The window for Congress to pass immigration reform without fear of losing seats in this year's midterm elections is narrowing. In addition, the current administration lacks the 60 votes it needs in Congress to prevent a filibuster on immigration reform or border security spending, making bipartisan negotiation the only option, even for divisive proposals such as shifting away from family-based immigration. Specific sectors of the economy that rely on skilled and unskilled labor from abroad will further complicate matters. U.S. companies, particularly in the information technology sector, have come to depend on skilled Indian nationals, who — thanks to their country's sheer size and focus on science, technology, engineering and mathematics (STEM) education — account for more than half of the nearly 2 million H-1B work visas issued since 2001. Private sector lobbyists will lean hard on lawmakers to resist decisions that would restrict their ability to hire foreign employees.
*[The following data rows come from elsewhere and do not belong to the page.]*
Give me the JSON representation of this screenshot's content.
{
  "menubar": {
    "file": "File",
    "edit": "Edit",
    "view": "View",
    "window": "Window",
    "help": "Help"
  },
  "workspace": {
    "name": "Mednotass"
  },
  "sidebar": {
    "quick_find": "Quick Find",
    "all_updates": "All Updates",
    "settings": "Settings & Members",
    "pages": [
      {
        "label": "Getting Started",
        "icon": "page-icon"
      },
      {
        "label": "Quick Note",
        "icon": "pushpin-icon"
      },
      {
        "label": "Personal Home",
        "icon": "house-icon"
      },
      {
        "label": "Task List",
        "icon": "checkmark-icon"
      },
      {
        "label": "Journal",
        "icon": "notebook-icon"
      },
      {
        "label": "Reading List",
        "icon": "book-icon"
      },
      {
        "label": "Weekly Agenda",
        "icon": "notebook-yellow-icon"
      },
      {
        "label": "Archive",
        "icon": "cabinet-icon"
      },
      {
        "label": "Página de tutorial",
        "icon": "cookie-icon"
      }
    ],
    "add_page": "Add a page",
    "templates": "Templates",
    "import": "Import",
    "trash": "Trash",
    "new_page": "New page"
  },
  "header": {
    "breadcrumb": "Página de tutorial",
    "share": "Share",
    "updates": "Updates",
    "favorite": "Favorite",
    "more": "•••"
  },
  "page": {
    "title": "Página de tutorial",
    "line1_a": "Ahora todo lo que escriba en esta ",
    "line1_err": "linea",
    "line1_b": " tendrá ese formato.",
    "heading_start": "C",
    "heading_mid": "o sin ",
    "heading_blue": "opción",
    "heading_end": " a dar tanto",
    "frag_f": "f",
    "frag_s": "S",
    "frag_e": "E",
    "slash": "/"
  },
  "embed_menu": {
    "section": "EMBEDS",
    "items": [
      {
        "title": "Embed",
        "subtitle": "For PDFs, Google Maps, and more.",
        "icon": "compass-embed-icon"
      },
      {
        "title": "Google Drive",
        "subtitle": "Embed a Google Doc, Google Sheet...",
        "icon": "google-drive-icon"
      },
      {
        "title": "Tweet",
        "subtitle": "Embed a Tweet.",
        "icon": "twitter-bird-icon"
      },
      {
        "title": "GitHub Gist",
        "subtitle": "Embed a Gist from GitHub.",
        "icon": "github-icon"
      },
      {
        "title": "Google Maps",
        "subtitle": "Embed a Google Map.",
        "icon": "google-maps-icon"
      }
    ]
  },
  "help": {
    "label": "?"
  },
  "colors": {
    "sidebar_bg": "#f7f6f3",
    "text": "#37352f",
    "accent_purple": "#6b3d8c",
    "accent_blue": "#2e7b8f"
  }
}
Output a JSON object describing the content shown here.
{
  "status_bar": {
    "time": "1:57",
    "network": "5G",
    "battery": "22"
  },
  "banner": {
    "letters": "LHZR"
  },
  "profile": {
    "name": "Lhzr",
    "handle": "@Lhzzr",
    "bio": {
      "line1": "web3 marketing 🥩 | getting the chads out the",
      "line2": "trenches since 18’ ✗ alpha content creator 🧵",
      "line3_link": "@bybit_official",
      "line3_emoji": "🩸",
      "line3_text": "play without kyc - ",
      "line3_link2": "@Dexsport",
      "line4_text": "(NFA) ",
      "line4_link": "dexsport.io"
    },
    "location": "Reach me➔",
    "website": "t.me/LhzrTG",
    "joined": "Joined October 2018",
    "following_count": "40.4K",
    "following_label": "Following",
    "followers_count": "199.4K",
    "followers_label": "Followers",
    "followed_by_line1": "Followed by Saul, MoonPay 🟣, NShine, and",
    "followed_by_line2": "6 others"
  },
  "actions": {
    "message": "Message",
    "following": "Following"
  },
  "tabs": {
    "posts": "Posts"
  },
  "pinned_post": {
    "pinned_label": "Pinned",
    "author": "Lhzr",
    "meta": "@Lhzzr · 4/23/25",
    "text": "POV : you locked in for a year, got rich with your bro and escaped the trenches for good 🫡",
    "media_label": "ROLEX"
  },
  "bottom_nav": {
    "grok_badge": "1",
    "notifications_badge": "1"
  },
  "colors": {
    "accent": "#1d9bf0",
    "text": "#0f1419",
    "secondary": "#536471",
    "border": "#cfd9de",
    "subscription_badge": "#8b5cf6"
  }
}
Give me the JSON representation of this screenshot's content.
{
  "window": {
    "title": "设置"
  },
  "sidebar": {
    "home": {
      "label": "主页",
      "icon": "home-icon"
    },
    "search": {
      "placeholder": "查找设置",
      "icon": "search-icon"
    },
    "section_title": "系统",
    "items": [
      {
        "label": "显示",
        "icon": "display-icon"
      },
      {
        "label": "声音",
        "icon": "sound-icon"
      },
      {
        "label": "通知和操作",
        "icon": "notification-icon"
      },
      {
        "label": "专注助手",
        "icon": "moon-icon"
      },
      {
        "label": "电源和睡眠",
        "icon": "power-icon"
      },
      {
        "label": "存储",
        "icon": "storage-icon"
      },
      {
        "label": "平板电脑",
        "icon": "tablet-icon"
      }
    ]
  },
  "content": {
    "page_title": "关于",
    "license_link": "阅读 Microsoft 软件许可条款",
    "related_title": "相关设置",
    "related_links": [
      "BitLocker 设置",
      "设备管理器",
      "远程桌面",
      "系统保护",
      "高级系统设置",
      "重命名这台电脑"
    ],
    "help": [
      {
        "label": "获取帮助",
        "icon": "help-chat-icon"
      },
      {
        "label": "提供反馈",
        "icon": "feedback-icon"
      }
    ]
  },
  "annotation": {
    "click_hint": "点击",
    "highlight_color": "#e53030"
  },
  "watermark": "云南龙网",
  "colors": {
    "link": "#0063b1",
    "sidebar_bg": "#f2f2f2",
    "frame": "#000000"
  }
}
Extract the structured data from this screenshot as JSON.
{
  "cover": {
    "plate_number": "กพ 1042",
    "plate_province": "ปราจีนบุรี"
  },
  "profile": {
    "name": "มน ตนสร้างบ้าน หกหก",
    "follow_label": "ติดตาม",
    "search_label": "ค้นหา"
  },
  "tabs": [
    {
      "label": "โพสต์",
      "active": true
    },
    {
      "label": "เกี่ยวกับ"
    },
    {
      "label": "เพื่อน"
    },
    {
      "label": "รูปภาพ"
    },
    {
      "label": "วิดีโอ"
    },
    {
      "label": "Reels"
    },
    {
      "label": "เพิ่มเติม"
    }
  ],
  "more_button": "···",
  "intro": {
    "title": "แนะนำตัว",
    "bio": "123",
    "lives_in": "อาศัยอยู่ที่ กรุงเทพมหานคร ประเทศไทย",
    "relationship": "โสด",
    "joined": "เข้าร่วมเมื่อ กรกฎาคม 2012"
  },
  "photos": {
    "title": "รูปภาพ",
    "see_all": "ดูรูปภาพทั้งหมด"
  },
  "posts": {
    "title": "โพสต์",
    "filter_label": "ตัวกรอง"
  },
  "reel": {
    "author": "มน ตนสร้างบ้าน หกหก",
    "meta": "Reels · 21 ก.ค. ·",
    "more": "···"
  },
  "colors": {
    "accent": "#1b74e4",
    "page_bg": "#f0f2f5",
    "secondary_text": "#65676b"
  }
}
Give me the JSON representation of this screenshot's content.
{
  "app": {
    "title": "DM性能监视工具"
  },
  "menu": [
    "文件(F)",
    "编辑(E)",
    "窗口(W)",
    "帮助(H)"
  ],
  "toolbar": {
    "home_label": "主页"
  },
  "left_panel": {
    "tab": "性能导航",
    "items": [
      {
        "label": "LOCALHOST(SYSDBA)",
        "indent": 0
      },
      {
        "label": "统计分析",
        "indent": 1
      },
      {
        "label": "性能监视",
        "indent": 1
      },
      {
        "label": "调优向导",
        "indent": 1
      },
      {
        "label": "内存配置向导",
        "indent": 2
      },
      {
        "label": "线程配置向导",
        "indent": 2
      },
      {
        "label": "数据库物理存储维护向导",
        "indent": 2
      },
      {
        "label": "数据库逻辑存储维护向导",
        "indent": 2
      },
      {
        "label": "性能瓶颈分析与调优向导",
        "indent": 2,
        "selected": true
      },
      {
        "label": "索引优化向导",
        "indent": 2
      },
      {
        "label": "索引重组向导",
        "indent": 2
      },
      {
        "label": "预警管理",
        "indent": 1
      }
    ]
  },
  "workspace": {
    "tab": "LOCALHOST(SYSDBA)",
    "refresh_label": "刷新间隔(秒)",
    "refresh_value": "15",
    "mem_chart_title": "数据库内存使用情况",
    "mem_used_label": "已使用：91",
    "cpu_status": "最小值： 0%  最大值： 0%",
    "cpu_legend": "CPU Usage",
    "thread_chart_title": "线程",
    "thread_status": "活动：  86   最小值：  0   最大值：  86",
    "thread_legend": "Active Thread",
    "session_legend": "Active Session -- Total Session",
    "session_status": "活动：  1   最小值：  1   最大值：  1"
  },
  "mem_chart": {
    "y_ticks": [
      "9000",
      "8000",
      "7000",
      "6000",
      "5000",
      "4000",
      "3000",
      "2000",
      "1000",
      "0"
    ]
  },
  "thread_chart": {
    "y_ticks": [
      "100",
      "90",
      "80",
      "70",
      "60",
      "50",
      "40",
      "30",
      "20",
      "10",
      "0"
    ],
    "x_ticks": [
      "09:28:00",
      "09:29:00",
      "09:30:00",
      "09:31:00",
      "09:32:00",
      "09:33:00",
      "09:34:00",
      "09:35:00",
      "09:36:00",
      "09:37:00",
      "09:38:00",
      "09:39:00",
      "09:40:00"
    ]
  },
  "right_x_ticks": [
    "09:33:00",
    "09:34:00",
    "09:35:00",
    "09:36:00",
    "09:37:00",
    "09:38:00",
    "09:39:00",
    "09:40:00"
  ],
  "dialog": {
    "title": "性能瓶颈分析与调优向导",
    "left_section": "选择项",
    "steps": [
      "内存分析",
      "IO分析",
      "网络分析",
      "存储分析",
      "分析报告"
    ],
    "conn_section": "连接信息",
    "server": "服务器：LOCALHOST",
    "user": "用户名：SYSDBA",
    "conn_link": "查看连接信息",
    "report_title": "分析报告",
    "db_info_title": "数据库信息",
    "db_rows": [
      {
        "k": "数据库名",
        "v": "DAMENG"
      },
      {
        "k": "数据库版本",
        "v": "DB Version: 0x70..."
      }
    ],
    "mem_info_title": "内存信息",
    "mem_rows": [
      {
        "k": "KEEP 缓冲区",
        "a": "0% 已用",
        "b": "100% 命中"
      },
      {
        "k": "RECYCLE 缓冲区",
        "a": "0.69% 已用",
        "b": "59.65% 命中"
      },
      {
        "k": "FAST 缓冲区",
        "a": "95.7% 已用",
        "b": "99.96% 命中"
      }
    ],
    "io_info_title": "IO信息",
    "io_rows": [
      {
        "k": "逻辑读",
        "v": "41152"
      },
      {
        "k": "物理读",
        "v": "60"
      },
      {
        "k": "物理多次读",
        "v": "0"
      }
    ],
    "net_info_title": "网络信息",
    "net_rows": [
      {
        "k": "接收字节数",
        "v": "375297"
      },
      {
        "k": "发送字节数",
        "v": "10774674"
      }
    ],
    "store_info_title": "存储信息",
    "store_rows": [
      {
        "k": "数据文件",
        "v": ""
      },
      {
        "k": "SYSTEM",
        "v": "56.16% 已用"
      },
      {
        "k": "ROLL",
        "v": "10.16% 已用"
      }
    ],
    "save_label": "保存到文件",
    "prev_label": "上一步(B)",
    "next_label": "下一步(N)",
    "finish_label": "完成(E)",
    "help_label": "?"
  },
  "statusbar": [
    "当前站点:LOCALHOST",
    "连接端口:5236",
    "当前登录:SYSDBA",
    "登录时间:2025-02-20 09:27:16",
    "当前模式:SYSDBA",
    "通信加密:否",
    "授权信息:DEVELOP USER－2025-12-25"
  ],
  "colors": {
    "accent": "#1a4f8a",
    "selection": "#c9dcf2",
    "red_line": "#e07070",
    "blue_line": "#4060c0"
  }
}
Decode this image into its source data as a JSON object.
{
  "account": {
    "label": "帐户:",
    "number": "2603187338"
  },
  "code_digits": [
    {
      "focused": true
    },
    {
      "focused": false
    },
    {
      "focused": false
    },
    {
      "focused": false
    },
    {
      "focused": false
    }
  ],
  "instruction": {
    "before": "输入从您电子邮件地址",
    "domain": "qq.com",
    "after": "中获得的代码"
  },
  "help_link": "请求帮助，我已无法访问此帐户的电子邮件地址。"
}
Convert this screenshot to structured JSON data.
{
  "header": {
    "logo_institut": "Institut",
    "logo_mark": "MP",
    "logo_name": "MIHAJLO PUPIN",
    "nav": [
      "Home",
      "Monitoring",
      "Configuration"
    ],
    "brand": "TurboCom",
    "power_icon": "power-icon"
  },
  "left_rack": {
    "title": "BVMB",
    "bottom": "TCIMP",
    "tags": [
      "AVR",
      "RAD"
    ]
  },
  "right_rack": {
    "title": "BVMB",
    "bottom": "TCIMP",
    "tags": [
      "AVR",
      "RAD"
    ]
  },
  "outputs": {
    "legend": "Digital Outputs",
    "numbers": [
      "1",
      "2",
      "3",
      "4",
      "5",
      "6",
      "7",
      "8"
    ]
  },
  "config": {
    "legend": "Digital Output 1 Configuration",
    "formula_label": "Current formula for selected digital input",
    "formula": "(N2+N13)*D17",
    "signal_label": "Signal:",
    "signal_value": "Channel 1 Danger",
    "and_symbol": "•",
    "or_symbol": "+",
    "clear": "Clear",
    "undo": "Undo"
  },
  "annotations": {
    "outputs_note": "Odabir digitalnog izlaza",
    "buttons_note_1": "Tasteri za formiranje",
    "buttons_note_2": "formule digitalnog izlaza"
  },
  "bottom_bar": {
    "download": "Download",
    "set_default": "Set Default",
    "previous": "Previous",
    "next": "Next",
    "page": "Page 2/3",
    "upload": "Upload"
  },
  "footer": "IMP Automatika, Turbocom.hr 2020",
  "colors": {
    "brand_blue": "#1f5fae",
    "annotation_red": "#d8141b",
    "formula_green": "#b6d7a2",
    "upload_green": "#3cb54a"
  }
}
Considering these factors, the likelihood of any comprehensive overhaul of immigration laws this year is low. Instead, the administration will attempt to compromise with Congress while continuing to look for measures that it can order directly, such as changes to rules covering the scrutiny and adjudication of visas. And if the Trump administration manages a win in Congress, it will be for a far smaller and more compromise-heavy deal than the White House was hoping for.
Still, even a short-term push to formalize specific immigration restrictions into law, if successful, would have demographic and political implications for the United States. The country is losing its ability to keep population growth stable, even with current immigration patterns. A more restrictive immigration system could discourage overall migration to the United States, exacerbating the country's population decline and economic strains in the long run.